Ling met her fellow Mirror disciple Cheryl 20 years ago when both were in Gigi Leung’s fan club. When Leung, a huge star during Canto-pop’s 1990s heyday, stopped performing, Ling and Cheryl had no one to follow. They retired from fandom until Mirror came along to “reawaken” their interest in the city’s music – along with the rest of Hong Kong.
Mirror fans are of all ages. Teenager Rachel, an 18-year-old with pigtails, dressed in a black-and-white gingham dress, has just graduated from school and is taking photos for her dedicated Edan fan page. Nearby, 41-year-old Rosa and four colleagues from a special-needs school are making full use of the summer break. The mother has encouraged her nine-year-old son tobe a fan because she approves of Mirror’s positivity and dedication to family.
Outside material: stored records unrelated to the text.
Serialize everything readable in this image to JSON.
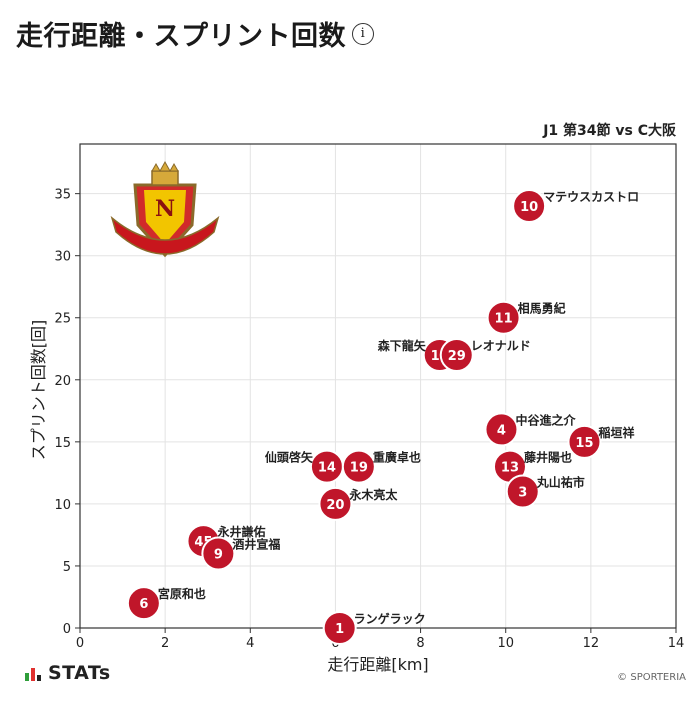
{
  "header": {
    "title": "走行距離・スプリント回数",
    "info_icon": "info-icon"
  },
  "match_label": "J1 第34節 vs C大阪",
  "branding": {
    "stats_label": "STATs",
    "credit": "© SPORTERIA"
  },
  "colors": {
    "marker": "#c0162a",
    "marker_stroke": "#ffffff",
    "grid": "#e3e3e3",
    "text": "#222222"
  },
  "chart_data": {
    "type": "scatter",
    "title": "",
    "xlabel": "走行距離[km]",
    "ylabel": "スプリント回数[回]",
    "xlim": [
      0,
      14
    ],
    "ylim": [
      0,
      39
    ],
    "xticks": [
      0,
      2,
      4,
      6,
      8,
      10,
      12,
      14
    ],
    "yticks": [
      0,
      5,
      10,
      15,
      20,
      25,
      30,
      35
    ],
    "grid": true,
    "points": [
      {
        "number": "10",
        "name": "マテウスカストロ",
        "x": 10.55,
        "y": 34,
        "label_side": "right"
      },
      {
        "number": "11",
        "name": "相馬勇紀",
        "x": 9.95,
        "y": 25,
        "label_side": "right"
      },
      {
        "number": "17",
        "name": "森下龍矢",
        "x": 8.45,
        "y": 22,
        "label_side": "left"
      },
      {
        "number": "29",
        "name": "レオナルド",
        "x": 8.85,
        "y": 22,
        "label_side": "right"
      },
      {
        "number": "4",
        "name": "中谷進之介",
        "x": 9.9,
        "y": 16,
        "label_side": "right"
      },
      {
        "number": "15",
        "name": "稲垣祥",
        "x": 11.85,
        "y": 15,
        "label_side": "right"
      },
      {
        "number": "13",
        "name": "藤井陽也",
        "x": 10.1,
        "y": 13,
        "label_side": "right"
      },
      {
        "number": "3",
        "name": "丸山祐市",
        "x": 10.4,
        "y": 11,
        "label_side": "right"
      },
      {
        "number": "14",
        "name": "仙頭啓矢",
        "x": 5.8,
        "y": 13,
        "label_side": "left"
      },
      {
        "number": "19",
        "name": "重廣卓也",
        "x": 6.55,
        "y": 13,
        "label_side": "right"
      },
      {
        "number": "20",
        "name": "永木亮太",
        "x": 6.0,
        "y": 10,
        "label_side": "right"
      },
      {
        "number": "45",
        "name": "永井謙佑",
        "x": 2.9,
        "y": 7,
        "label_side": "right"
      },
      {
        "number": "9",
        "name": "酒井宣福",
        "x": 3.25,
        "y": 6,
        "label_side": "right"
      },
      {
        "number": "6",
        "name": "宮原和也",
        "x": 1.5,
        "y": 2,
        "label_side": "right"
      },
      {
        "number": "1",
        "name": "ランゲラック",
        "x": 6.1,
        "y": 0,
        "label_side": "right"
      }
    ]
  }
}
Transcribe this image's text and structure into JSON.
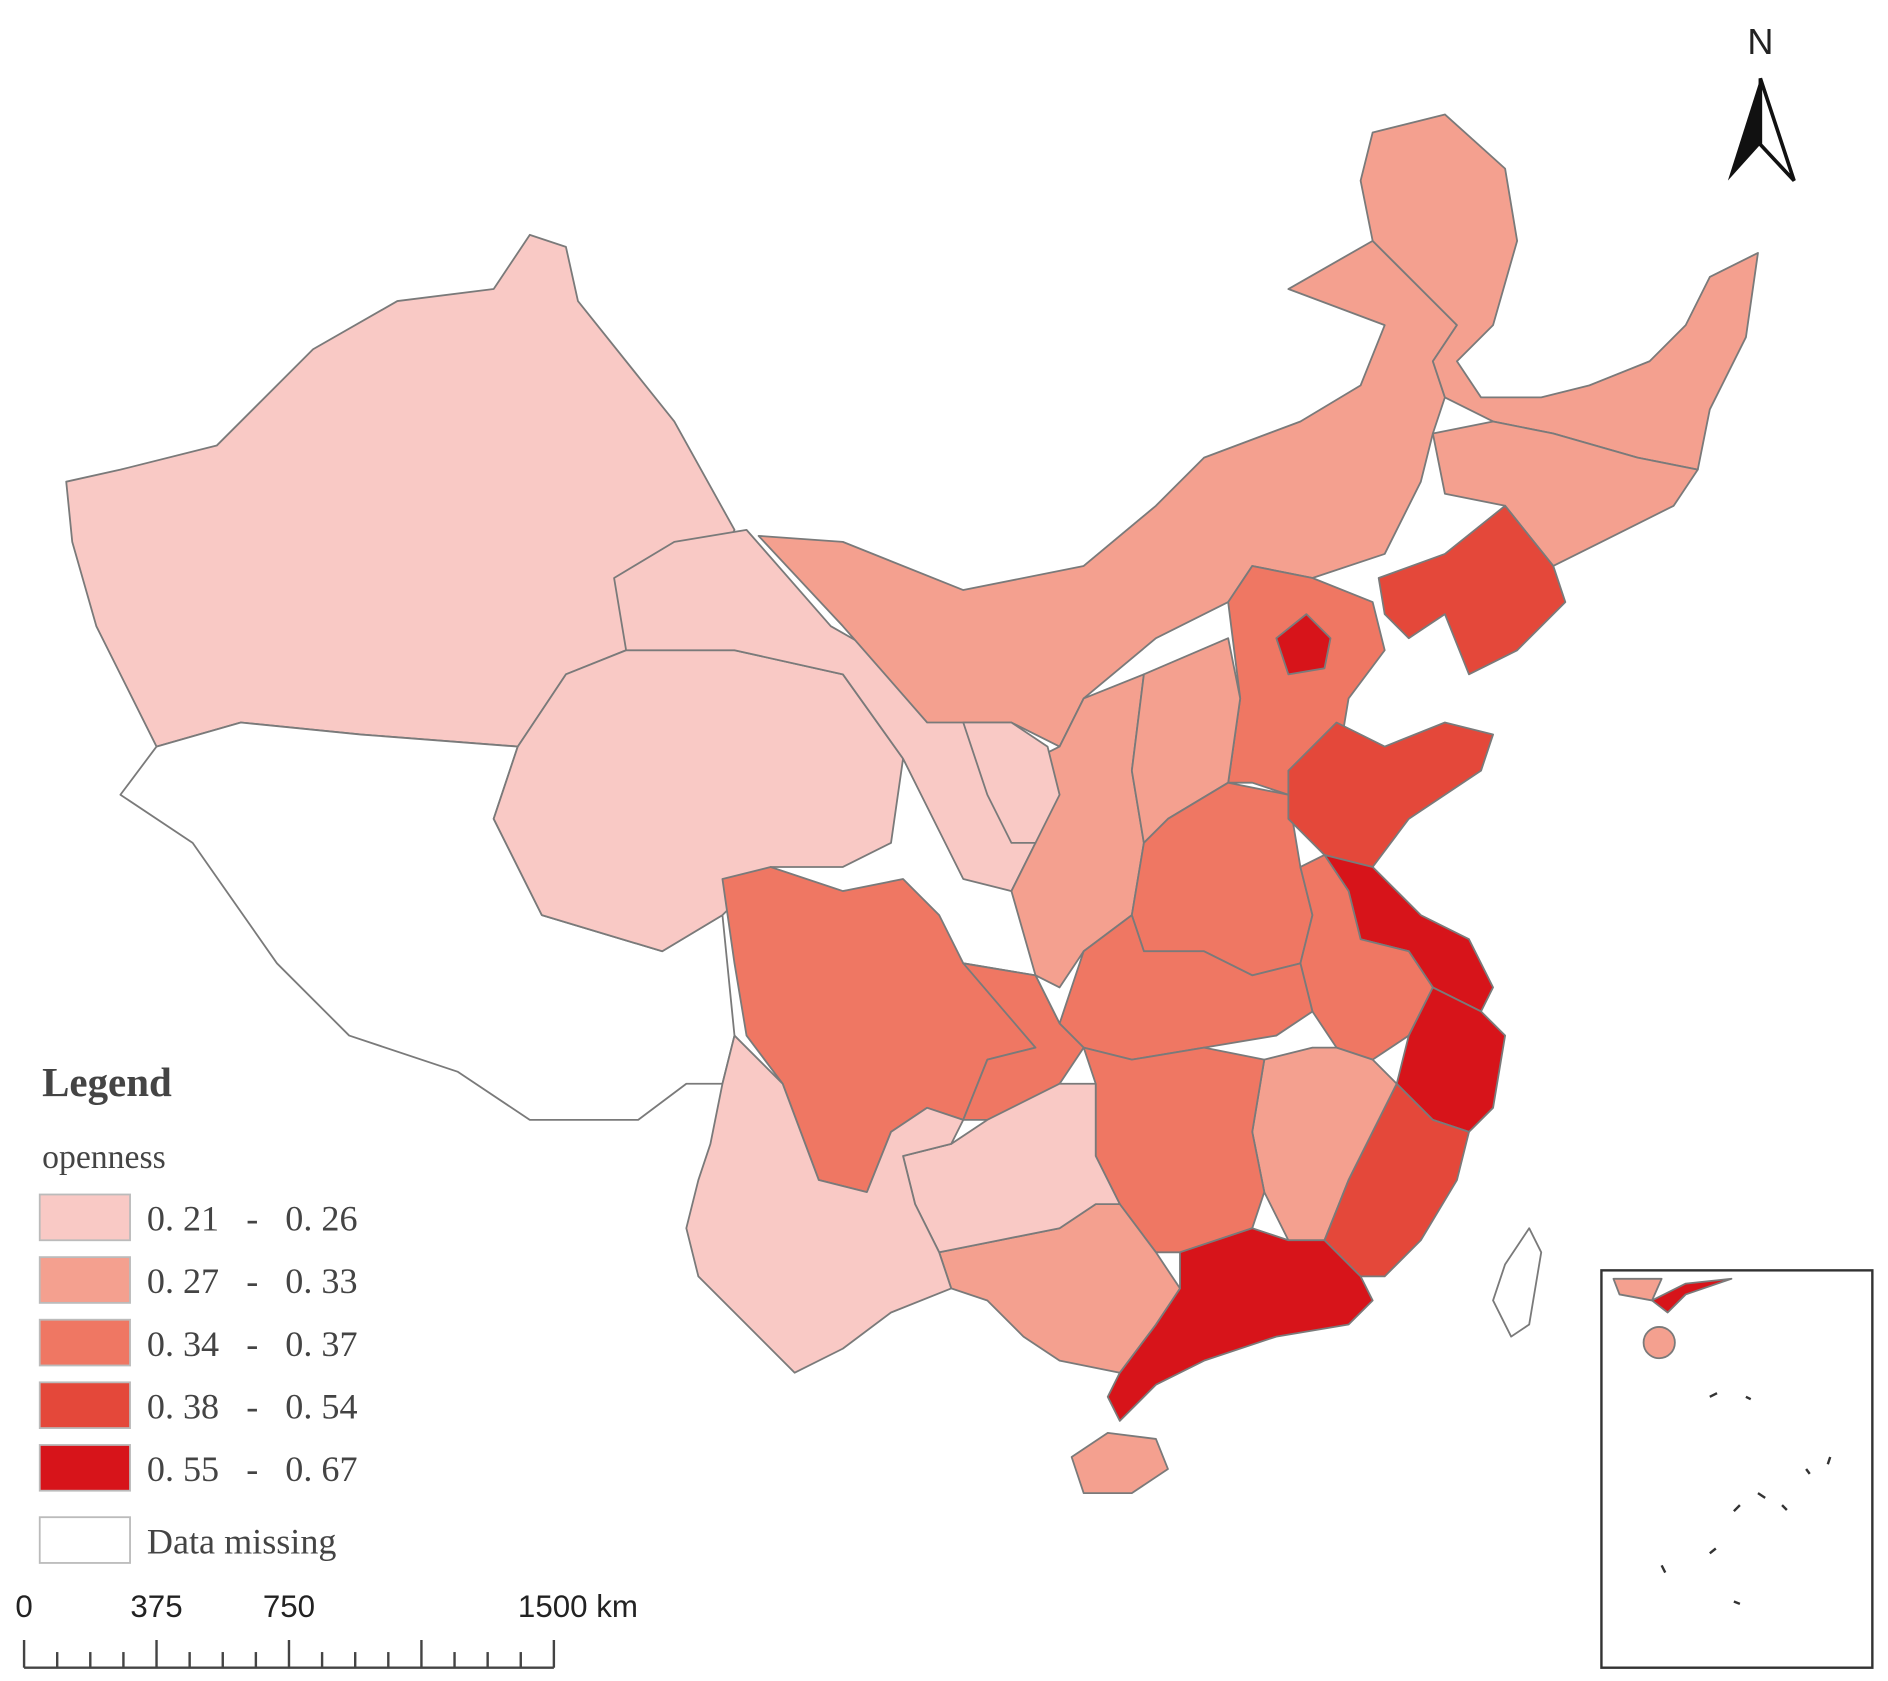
{
  "north": "N",
  "legend": {
    "title": "Legend",
    "field": "openness",
    "classes": [
      {
        "label": "0. 21   -   0. 26",
        "color": "#f9c9c5"
      },
      {
        "label": "0. 27   -   0. 33",
        "color": "#f4a08f"
      },
      {
        "label": "0. 34   -   0. 37",
        "color": "#ef7763"
      },
      {
        "label": "0. 38   -   0. 54",
        "color": "#e4483a"
      },
      {
        "label": "0. 55   -   0. 67",
        "color": "#d7141a"
      }
    ],
    "missing": "Data missing"
  },
  "scale_bar": {
    "labels": [
      "0",
      "375",
      "750",
      "1500 km"
    ]
  }
}
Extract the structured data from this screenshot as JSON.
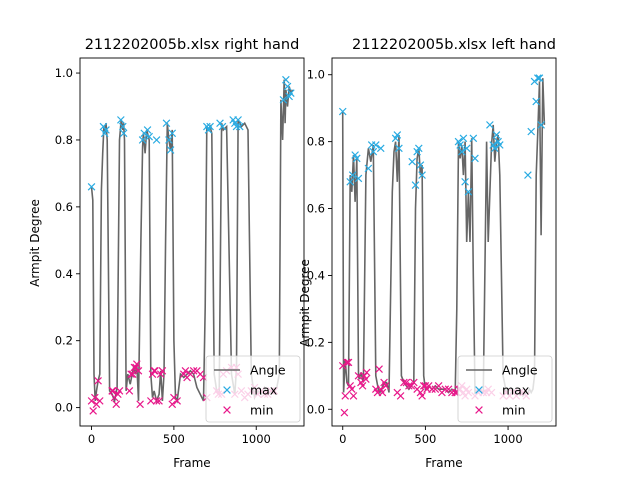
{
  "chart_data": [
    {
      "type": "line",
      "title": "2112202005b.xlsx right hand",
      "xlabel": "Frame",
      "ylabel": "Armpit Degree",
      "xlim": [
        -70,
        1290
      ],
      "ylim": [
        -0.055,
        1.045
      ],
      "xticks": [
        0,
        500,
        1000
      ],
      "yticks": [
        0.0,
        0.2,
        0.4,
        0.6,
        0.8,
        1.0
      ],
      "legend": {
        "position": "lower-right",
        "entries": [
          "Angle",
          "max",
          "min"
        ]
      },
      "series": [
        {
          "name": "Angle",
          "kind": "line",
          "color": "#666666",
          "x": [
            0,
            8,
            15,
            22,
            30,
            40,
            50,
            60,
            68,
            75,
            80,
            88,
            95,
            110,
            125,
            140,
            155,
            170,
            180,
            190,
            195,
            200,
            210,
            220,
            235,
            255,
            265,
            275,
            285,
            300,
            310,
            315,
            325,
            335,
            350,
            360,
            370,
            380,
            395,
            410,
            420,
            430,
            440,
            450,
            460,
            470,
            480,
            490,
            500,
            510,
            520,
            540,
            560,
            580,
            600,
            620,
            640,
            660,
            680,
            690,
            700,
            710,
            720,
            730,
            745,
            760,
            775,
            790,
            800,
            820,
            850,
            870,
            880,
            890,
            910,
            930,
            950,
            970,
            990,
            1010,
            1030,
            1050,
            1070,
            1090,
            1110,
            1125,
            1140,
            1150,
            1160,
            1170,
            1175,
            1180,
            1190,
            1200,
            1210,
            1220
          ],
          "y": [
            0.66,
            0.62,
            0.1,
            0.02,
            0.05,
            0.08,
            0.1,
            0.65,
            0.76,
            0.84,
            0.82,
            0.85,
            0.8,
            0.05,
            0.04,
            0.02,
            0.06,
            0.8,
            0.86,
            0.83,
            0.85,
            0.8,
            0.05,
            0.1,
            0.07,
            0.12,
            0.1,
            0.13,
            0.02,
            0.5,
            0.78,
            0.82,
            0.76,
            0.83,
            0.8,
            0.1,
            0.03,
            0.05,
            0.02,
            0.04,
            0.11,
            0.02,
            0.1,
            0.5,
            0.85,
            0.8,
            0.77,
            0.83,
            0.2,
            0.03,
            0.02,
            0.1,
            0.09,
            0.1,
            0.11,
            0.1,
            0.06,
            0.04,
            0.02,
            0.3,
            0.84,
            0.83,
            0.84,
            0.82,
            0.1,
            0.05,
            0.04,
            0.85,
            0.83,
            0.84,
            0.1,
            0.04,
            0.12,
            0.86,
            0.84,
            0.85,
            0.83,
            0.1,
            0.03,
            0.05,
            0.04,
            0.06,
            0.04,
            0.05,
            0.05,
            0.06,
            0.1,
            0.92,
            0.8,
            0.98,
            0.85,
            0.95,
            0.9,
            0.96,
            0.94,
            0.95
          ]
        },
        {
          "name": "max",
          "kind": "marker",
          "color": "#29abe2",
          "x": [
            0,
            72,
            80,
            88,
            178,
            190,
            195,
            310,
            320,
            340,
            350,
            395,
            455,
            470,
            480,
            490,
            700,
            710,
            720,
            780,
            795,
            860,
            870,
            880,
            890,
            900,
            1165,
            1180,
            1190,
            1200,
            1210
          ],
          "y": [
            0.66,
            0.84,
            0.82,
            0.83,
            0.86,
            0.84,
            0.82,
            0.8,
            0.82,
            0.83,
            0.81,
            0.8,
            0.85,
            0.8,
            0.77,
            0.82,
            0.84,
            0.83,
            0.84,
            0.85,
            0.84,
            0.86,
            0.85,
            0.84,
            0.86,
            0.84,
            0.92,
            0.98,
            0.96,
            0.93,
            0.94
          ]
        },
        {
          "name": "min",
          "kind": "marker",
          "color": "#e8178a",
          "x": [
            0,
            10,
            20,
            30,
            40,
            50,
            125,
            130,
            140,
            150,
            160,
            170,
            230,
            240,
            250,
            260,
            270,
            275,
            285,
            295,
            360,
            370,
            380,
            385,
            395,
            410,
            420,
            430,
            490,
            500,
            520,
            560,
            570,
            580,
            600,
            620,
            640,
            660,
            680,
            700,
            760,
            770,
            790,
            800,
            820,
            850,
            870,
            880,
            890,
            910,
            930,
            950,
            970,
            990,
            1010,
            1030,
            1050,
            1070,
            1090,
            1110
          ],
          "y": [
            0.02,
            -0.01,
            0.03,
            0.01,
            0.08,
            0.02,
            0.05,
            0.05,
            0.03,
            0.01,
            0.04,
            0.05,
            0.05,
            0.1,
            0.1,
            0.12,
            0.12,
            0.13,
            0.11,
            0.01,
            0.02,
            0.1,
            0.11,
            0.11,
            0.02,
            0.02,
            0.1,
            0.11,
            0.01,
            0.03,
            0.02,
            0.1,
            0.11,
            0.09,
            0.1,
            0.11,
            0.11,
            0.1,
            0.09,
            0.03,
            0.05,
            0.04,
            0.04,
            0.1,
            0.11,
            0.12,
            0.04,
            0.12,
            0.1,
            0.05,
            0.03,
            0.04,
            0.05,
            0.06,
            0.04,
            0.05,
            0.04,
            0.04,
            0.05,
            0.05
          ]
        }
      ]
    },
    {
      "type": "line",
      "title": "2112202005b.xlsx left hand",
      "xlabel": "Frame",
      "ylabel": "Armpit Degree",
      "xlim": [
        -65,
        1290
      ],
      "ylim": [
        -0.05,
        1.05
      ],
      "xticks": [
        0,
        500,
        1000
      ],
      "yticks": [
        0.0,
        0.2,
        0.4,
        0.6,
        0.8,
        1.0
      ],
      "legend": {
        "position": "lower-right",
        "entries": [
          "Angle",
          "max",
          "min"
        ]
      },
      "series": [
        {
          "name": "Angle",
          "kind": "line",
          "color": "#666666",
          "x": [
            0,
            5,
            15,
            25,
            35,
            45,
            55,
            65,
            75,
            85,
            95,
            100,
            110,
            125,
            140,
            155,
            170,
            185,
            200,
            215,
            225,
            235,
            250,
            265,
            280,
            300,
            310,
            320,
            330,
            340,
            355,
            370,
            385,
            400,
            415,
            430,
            440,
            450,
            460,
            470,
            480,
            490,
            500,
            520,
            540,
            560,
            580,
            600,
            620,
            640,
            660,
            680,
            690,
            700,
            710,
            720,
            730,
            740,
            750,
            760,
            770,
            780,
            790,
            800,
            820,
            850,
            870,
            880,
            900,
            910,
            920,
            930,
            940,
            950,
            970,
            990,
            1010,
            1030,
            1050,
            1070,
            1090,
            1110,
            1120,
            1130,
            1140,
            1150,
            1160,
            1170,
            1180,
            1190,
            1200,
            1210,
            1220
          ],
          "y": [
            0.89,
            0.05,
            0.15,
            0.08,
            0.07,
            0.7,
            0.65,
            0.76,
            0.62,
            0.75,
            0.1,
            0.09,
            0.11,
            0.08,
            0.7,
            0.78,
            0.74,
            0.79,
            0.1,
            0.06,
            0.05,
            0.06,
            0.08,
            0.08,
            0.05,
            0.65,
            0.77,
            0.8,
            0.68,
            0.82,
            0.1,
            0.08,
            0.07,
            0.06,
            0.07,
            0.08,
            0.6,
            0.75,
            0.78,
            0.7,
            0.73,
            0.1,
            0.06,
            0.07,
            0.06,
            0.07,
            0.06,
            0.06,
            0.06,
            0.05,
            0.06,
            0.05,
            0.3,
            0.8,
            0.75,
            0.79,
            0.7,
            0.8,
            0.5,
            0.65,
            0.5,
            0.81,
            0.4,
            0.05,
            0.06,
            0.05,
            0.8,
            0.5,
            0.79,
            0.85,
            0.74,
            0.8,
            0.82,
            0.7,
            0.1,
            0.05,
            0.04,
            0.06,
            0.05,
            0.06,
            0.04,
            0.05,
            0.05,
            0.06,
            0.05,
            0.06,
            0.1,
            0.7,
            0.83,
            0.98,
            0.52,
            0.99,
            0.85
          ]
        },
        {
          "name": "max",
          "kind": "marker",
          "color": "#29abe2",
          "x": [
            0,
            45,
            60,
            75,
            85,
            95,
            155,
            175,
            185,
            200,
            230,
            320,
            330,
            340,
            420,
            440,
            450,
            460,
            470,
            480,
            700,
            710,
            720,
            730,
            740,
            750,
            760,
            790,
            800,
            890,
            910,
            920,
            930,
            940,
            950,
            1120,
            1140,
            1160,
            1170,
            1180,
            1190,
            1200
          ],
          "y": [
            0.89,
            0.68,
            0.7,
            0.76,
            0.75,
            0.69,
            0.72,
            0.79,
            0.77,
            0.79,
            0.78,
            0.81,
            0.82,
            0.78,
            0.74,
            0.67,
            0.77,
            0.78,
            0.73,
            0.7,
            0.8,
            0.79,
            0.77,
            0.81,
            0.68,
            0.78,
            0.65,
            0.81,
            0.75,
            0.85,
            0.79,
            0.78,
            0.82,
            0.8,
            0.79,
            0.7,
            0.83,
            0.98,
            0.92,
            0.99,
            0.99,
            0.85
          ]
        },
        {
          "name": "min",
          "kind": "marker",
          "color": "#e8178a",
          "x": [
            0,
            10,
            15,
            25,
            35,
            45,
            55,
            65,
            95,
            110,
            120,
            130,
            140,
            145,
            200,
            210,
            220,
            230,
            240,
            250,
            260,
            330,
            350,
            370,
            385,
            400,
            415,
            430,
            450,
            470,
            480,
            490,
            500,
            510,
            520,
            540,
            560,
            580,
            600,
            620,
            640,
            660,
            680,
            690,
            700,
            710,
            720,
            730,
            740,
            750,
            760,
            800,
            820,
            850,
            870,
            880,
            900,
            970,
            990,
            1010,
            1030,
            1050,
            1070,
            1090,
            1110
          ],
          "y": [
            0.13,
            -0.01,
            0.04,
            0.14,
            0.14,
            0.07,
            0.06,
            0.04,
            0.1,
            0.08,
            0.07,
            0.1,
            0.09,
            0.11,
            0.06,
            0.05,
            0.12,
            0.06,
            0.05,
            0.08,
            0.07,
            0.05,
            0.04,
            0.08,
            0.08,
            0.07,
            0.07,
            0.08,
            0.06,
            0.05,
            0.04,
            0.07,
            0.07,
            0.06,
            0.07,
            0.06,
            0.06,
            0.07,
            0.05,
            0.06,
            0.06,
            0.05,
            0.05,
            0.05,
            0.06,
            0.06,
            0.07,
            0.05,
            0.04,
            0.06,
            0.05,
            0.04,
            0.05,
            0.05,
            0.05,
            0.06,
            0.05,
            0.04,
            0.05,
            0.04,
            0.05,
            0.04,
            0.05,
            0.05,
            0.04
          ]
        }
      ]
    }
  ],
  "colors": {
    "angle_line": "#666666",
    "max_marker": "#29abe2",
    "min_marker": "#e8178a",
    "background": "#ffffff"
  }
}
Lyrics to popular songs, such as “Warrior”, “Reflection” and “asap” – sung and rapped in a mix of Cantonese and English – encourage listeners to leave the bad times behind; a message of triumph when many parents are worried about their children being dragged into Hong Kong’s political quagmire.
High-tempo beats, slick video production and energetic dance moves are closer to K-pop than the weepy Canto-pop ballads of old.The fact that most Mirror members aren’t actually good singers or dancers, or even particularly handsome (an observation mentioned by several lovestruck fans), just adds to their “one of us” appeal. Rachel, Rosa and Ling all admire them for continuing to improve, overcoming unspecified challenges and, naturally, for never giving up.
Four hours later, as Edan and Jeremy continue filming at a different part of the mall, Ling is still there, watching the pair repeat line after line and smile heroically. Listening to her speak about Mirror gives me goosebumps – not something I can say about their music. “They had a dream and they’re living it,” she says. “Young people in Hong Kong need that inspiration and hope right now.”